On a jam packed trip, leaving from Boston, Andrew was planning to go to Sydney, Hong Kong, Kuala Lumpur, Beijing, Vietnam and Melbourne. The trip was built around a conference in Fangshan, China, on Saturday.
DansDeals, narrating the exchange, wrote, “The travel agent, an Orthodox Jew, proposed the following business class itinerary, slightly altering the Kuala Lumpur-Beijing flight from Saturday to Friday.”
Andrew insisted on staying an extra day in Kuala Lumpur, but that would have meant a flight on Saturday.
“The travel agent responded that he would not be able to book travel for him over the Sabbath, but that he was free to book that flight by himself,” DansDeals wrote.
Andrew agreed with that and planned to book the flight by himself. But, then he re-considered.
In an email, Andrew wrote to the travel agent: “Greetings from LAX airport. Will board my Delta flight in 55 minutes. I reconsidered, you are right I should be more observant, I’ll manage without that day in Kuala. Since I’ll have an extra night in PEK, any recommendations for a good Friday night dinner in Beijing?”

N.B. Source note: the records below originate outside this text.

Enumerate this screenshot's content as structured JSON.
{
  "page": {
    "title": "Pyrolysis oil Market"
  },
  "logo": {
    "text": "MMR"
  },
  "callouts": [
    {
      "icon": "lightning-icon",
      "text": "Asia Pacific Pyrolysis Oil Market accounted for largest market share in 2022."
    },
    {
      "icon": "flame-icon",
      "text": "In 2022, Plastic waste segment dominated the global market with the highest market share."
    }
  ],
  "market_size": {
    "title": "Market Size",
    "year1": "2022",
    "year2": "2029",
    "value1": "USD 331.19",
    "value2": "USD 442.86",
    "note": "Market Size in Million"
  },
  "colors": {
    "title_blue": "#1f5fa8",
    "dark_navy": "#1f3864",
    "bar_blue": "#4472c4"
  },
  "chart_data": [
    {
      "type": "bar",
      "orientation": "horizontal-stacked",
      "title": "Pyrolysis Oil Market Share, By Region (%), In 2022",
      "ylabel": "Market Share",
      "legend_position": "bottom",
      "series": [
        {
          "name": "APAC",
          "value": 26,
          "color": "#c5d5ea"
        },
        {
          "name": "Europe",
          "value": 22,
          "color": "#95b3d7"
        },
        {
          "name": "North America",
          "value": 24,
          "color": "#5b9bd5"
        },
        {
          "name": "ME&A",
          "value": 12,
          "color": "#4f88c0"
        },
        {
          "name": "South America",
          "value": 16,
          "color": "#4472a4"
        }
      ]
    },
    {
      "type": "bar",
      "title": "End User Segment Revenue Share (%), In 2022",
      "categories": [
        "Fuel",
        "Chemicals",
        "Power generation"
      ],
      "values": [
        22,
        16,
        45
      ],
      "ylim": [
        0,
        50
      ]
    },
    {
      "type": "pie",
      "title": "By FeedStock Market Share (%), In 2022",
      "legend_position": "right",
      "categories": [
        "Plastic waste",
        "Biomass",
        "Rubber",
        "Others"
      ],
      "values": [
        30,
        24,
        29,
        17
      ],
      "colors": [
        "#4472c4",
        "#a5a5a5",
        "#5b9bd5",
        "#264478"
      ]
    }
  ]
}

The travel agent recommended the Chabad of Beijing for a nice kosher meal and booked him on the original itinerary, flying from Kuala Lumpur to Beijing on Friday early instead of Saturday.
Two days later, Andrew wrote to the agent: “Holy God, You sure heard what happened to MH370. I cannot stop thinking about this. This is a true miracle for the books. You are a true life saver… I cannot think anymore! We’ll talk later this week. Don’t know how to thank you enough. Now please change my return. I am not stepping on a Malaysia flight in my life.”
The travel agent responded, “I am so happy for you! Not I am the life saver. God and Shabbat were your life savers. You owe them something.”
DansDeals wrote that Andrew’s story reminded him of that of Rose Goldstein, a Jewish girl who emigrated on her own from Poland, and had a job at a shirt factory on New York’s Lower East Side, a hundred years ago. She told her bosses an excuse for not working for several Saturdays in a row, but then felt the pressure to go to work on Saturday, or lose the job. She made the decision not to work, spending the Shabbat alone in Tomkins Square Park, happy but at the same time fretting that her absence would surely mean that she would lose her job.
Only when she got home that night, Rose found out that the Triangle Shirtwaist Factory had burned down, and 146 of her immigrant co-workers, out of 190 at the factory, had died because the fire escapes were locked to keep them busy working.
As her story was related on the Chabad.org website that DansDeals linked to, Rose always remembered the words she was left with when she boarded the boat for America: “As her father had said, more than the Jews keep the Sabbath, the Sabbath keeps the Jews.”